Modern physics has for decades assumed that we know of the basic four forces in the universe, and that there are only those four, gravity, electromagnetism, weak nuclear and strong nuclear forces. The problem is that some observed aspects of the universe seem not to be explainable in terms of only those four forces, notably the continued expansion of the universe, and the way galaxies stay together without (apparently) enough mass to produce the gravitic effects that are observed. So called “dark energy” and “dark matter” is the scientific community’s way of saying, “We don’t have a fuzzy clue what’s out there or why it behaves that way.” Dark energy and dark matter are believed to be 95% of everything in the universe, with what we see and can directly measure being 5% or less. So some scientists are asking, Is a cosmic chameleon driving galaxies apart?

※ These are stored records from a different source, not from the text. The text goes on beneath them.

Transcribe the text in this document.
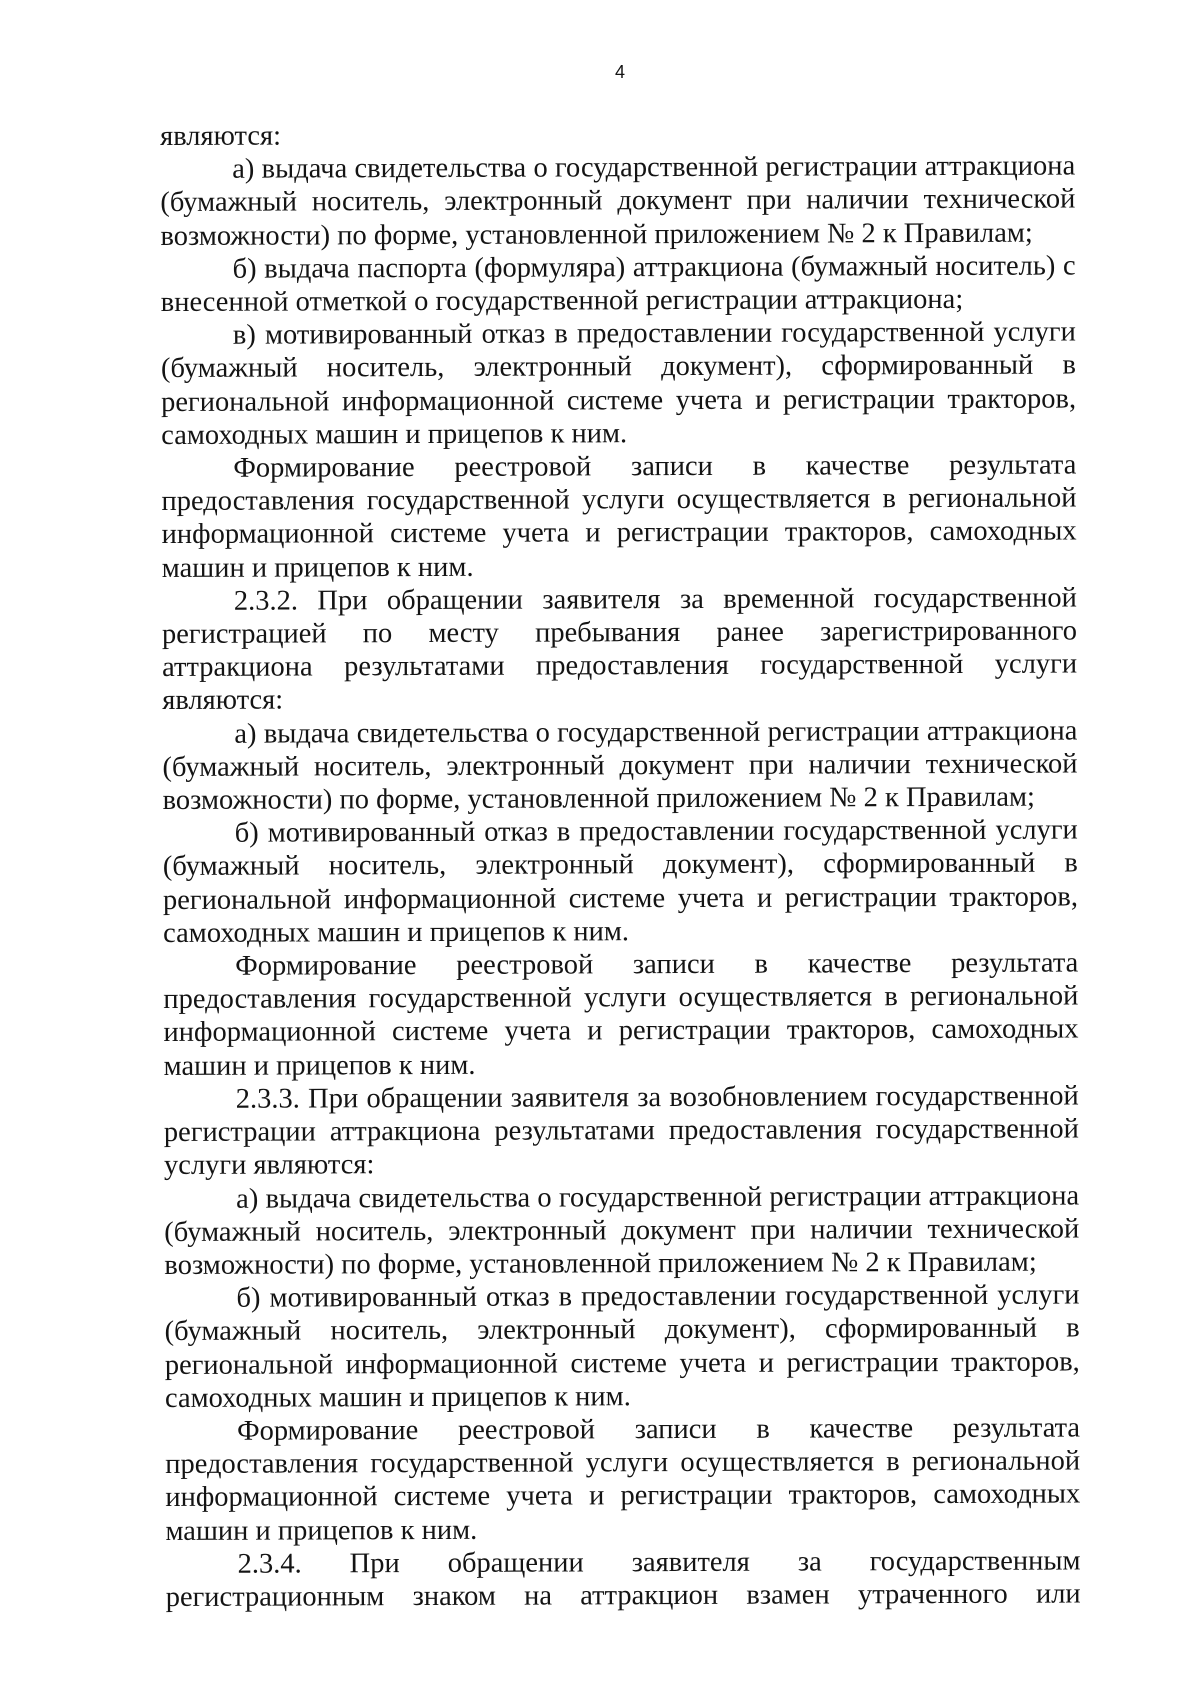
4

являются:

а) выдача свидетельства о государственной регистрации аттракциона (бумажный носитель, электронный документ при наличии технической возможности) по форме, установленной приложением № 2 к Правилам;

б) выдача паспорта (формуляра) аттракциона (бумажный носитель) с внесенной отметкой о государственной регистрации аттракциона;

в) мотивированный отказ в предоставлении государственной услуги (бумажный носитель, электронный документ), сформированный в региональной информационной системе учета и регистрации тракторов, самоходных машин и прицепов к ним.

Формирование реестровой записи в качестве результата предоставления государственной услуги осуществляется в региональной информационной системе учета и регистрации тракторов, самоходных машин и прицепов к ним.

2.3.2. При обращении заявителя за временной государственной регистрацией по месту пребывания ранее зарегистрированного аттракциона результатами предоставления государственной услуги являются:

а) выдача свидетельства о государственной регистрации аттракциона (бумажный носитель, электронный документ при наличии технической возможности) по форме, установленной приложением № 2 к Правилам;

б) мотивированный отказ в предоставлении государственной услуги (бумажный носитель, электронный документ), сформированный в региональной информационной системе учета и регистрации тракторов, самоходных машин и прицепов к ним.

Формирование реестровой записи в качестве результата предоставления государственной услуги осуществляется в региональной информационной системе учета и регистрации тракторов, самоходных машин и прицепов к ним.

2.3.3. При обращении заявителя за возобновлением государственной регистрации аттракциона результатами предоставления государственной услуги являются:

а) выдача свидетельства о государственной регистрации аттракциона (бумажный носитель, электронный документ при наличии технической возможности) по форме, установленной приложением № 2 к Правилам;

б) мотивированный отказ в предоставлении государственной услуги (бумажный носитель, электронный документ), сформированный в региональной информационной системе учета и регистрации тракторов, самоходных машин и прицепов к ним.

Формирование реестровой записи в качестве результата предоставления государственной услуги осуществляется в региональной информационной системе учета и регистрации тракторов, самоходных машин и прицепов к ним.

2.3.4. При обращении заявителя за государственным регистрационным знаком на аттракцион взамен утраченного или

The basic idea for this fifth force was hatched in 2004 by Justin Khoury and Amanda Weltman, then members of a team led by well-known string theorist Brian Greene at Columbia University in New York City. String theory is the favoured route to unifying gravity, the odd one out among the four forces, with the other three under the umbrella of quantum mechanics. It is a great playground for devising new fields and forces. The theory is formulated in 11 dimensions, seven of which are assumed to be curled up so small that we cannot see them. Disturbances in those curled-up dimensions might make themselves felt as “extra” forces in the four dimensions of space and time we do see.
For this picture to make sense, the effects in the visible dimensions must match our observations of the universe. Khoury and Weltman proposed one way of doing this: an extra force could be transmitted by particles whose mass depends on the density of the matter around them. That way, its effects could remained veiled on Earth.

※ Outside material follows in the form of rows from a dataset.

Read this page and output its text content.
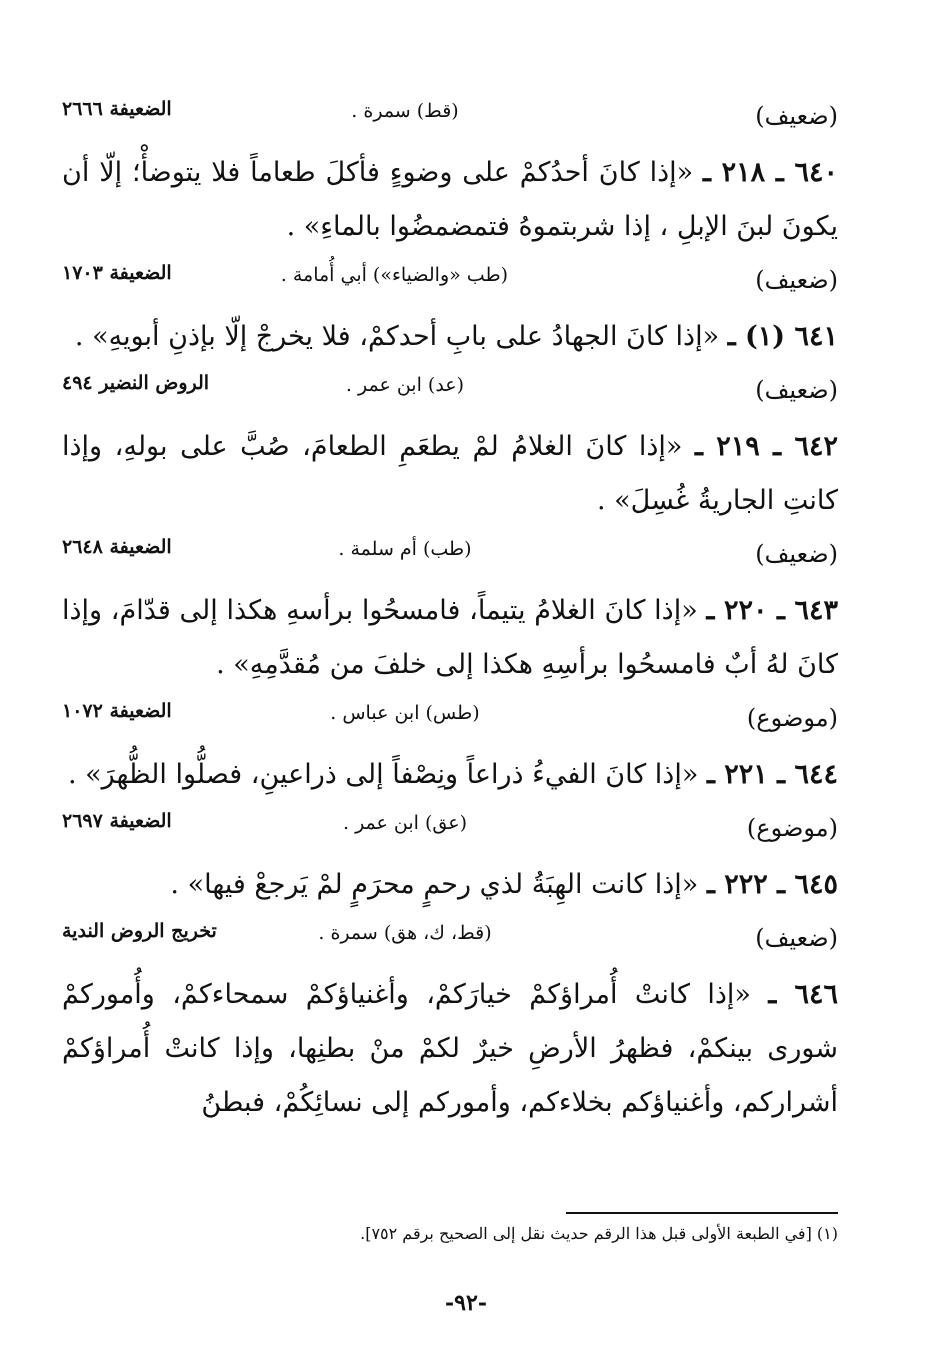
(ضعيف)
(قط) سمرة .
الضعيفة ٢٦٦٦

٦٤٠ ـ ٢١٨ ـ «إذا كانَ أحدُكمْ على وضوءٍ فأكلَ طعاماً فلا يتوضأْ؛ إلّا أن يكونَ لبنَ الإبلِ ، إذا شربتموهُ فتمضمضُوا بالماءِ» .

(ضعيف)
(طب «والضياء») أبي أُمامة .
الضعيفة ١٧٠٣

٦٤١ (١) ـ «إذا كانَ الجهادُ على بابِ أحدكمْ، فلا يخرجْ إلّا بإذنِ أبويهِ» .

(ضعيف)
(عد) ابن عمر .
الروض النضير ٤٩٤

٦٤٢ ـ ٢١٩ ـ «إذا كانَ الغلامُ لمْ يطعَمِ الطعامَ، صُبَّ على بولهِ، وإذا كانتِ الجاريةُ غُسِلَ» .

(ضعيف)
(طب) أم سلمة .
الضعيفة ٢٦٤٨

٦٤٣ ـ ٢٢٠ ـ «إذا كانَ الغلامُ يتيماً، فامسحُوا برأسهِ هكذا إلى قدّامَ، وإذا كانَ لهُ أبٌ فامسحُوا برأسِهِ هكذا إلى خلفَ من مُقدَّمِهِ» .

(موضوع)
(طس) ابن عباس .
الضعيفة ١٠٧٢

٦٤٤ ـ ٢٢١ ـ «إذا كانَ الفيءُ ذراعاً ونِصْفاً إلى ذراعينِ، فصلُّوا الظُّهرَ» .

(موضوع)
(عق) ابن عمر .
الضعيفة ٢٦٩٧

٦٤٥ ـ ٢٢٢ ـ «إذا كانت الهِبَةُ لذي رحمٍ محرَمٍ لمْ يَرجعْ فيها» .

(ضعيف)
(قط، ك، هق) سمرة .
تخريج الروض الندية

٦٤٦ ـ «إذا كانتْ أُمراؤكمْ خيارَكمْ، وأغنياؤكمْ سمحاءكمْ، وأُموركمْ شورى بينكمْ، فظهرُ الأرضِ خيرٌ لكمْ منْ بطنِها، وإذا كانتْ أُمراؤكمْ أشراركم، وأغنياؤكم بخلاءكم، وأموركم إلى نسائِكُمْ، فبطنُ

(١) [في الطبعة الأولى قبل هذا الرقم حديث نقل إلى الصحيح برقم ٧٥٢].
-٩٢-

How would that work? Well, in quantum mechanics, the range of influence of a force depends largely on the mass of the particles produced by the associated force field: the lighter the particle, the longer the force’s range. Electromagnetic fields, for example, produce photons that have no mass whatsoever, so the range of the electromagnetic force is infinite. The particles that transmit the weak nuclear force, on the other hand, are extremely heavy and do not travel very far, confining the force to the tiny scales of the atomic nucleus. With the strong nuclear force, things are slightly more complex: the associated particles, called gluons, are massless but also have the ability to interact with themselves, preventing the force from operating over large distances.
Khoury and Weltman started from the observation that the average density of matter in Earth’s vicinity is very high in cosmic terms, at about 0.5 grams per cubic centimetre. Under these circumstances, they proposed, the particle that transmits the chameleon force would be about a billion times lighter than the electron. The force itself would then have a range of not more than a millimetre – small enough for its effects to have remained undetected in the lab so far.
In the wide open spaces of the cosmos, however, where a cubic centimetre contains just 10-29 grams of matter on average, the mass of the chameleon particle plummets by something like 22 orders of magnitude, producing a muscular force that could act over millions of light years. The lost mass is picked up as energy by the chameleon field.
You’ll pardon me… but I’m excited by the idea that there is still plenty of physics left undiscovered, and the universe is still a very mysterious place. And, by that same token, I suggest that all the scientists in the room be relatively circumspect, or maybe even downright humble, in their conjectures about the possibility that all this happened more or less “by accident”, and did not require a Designer.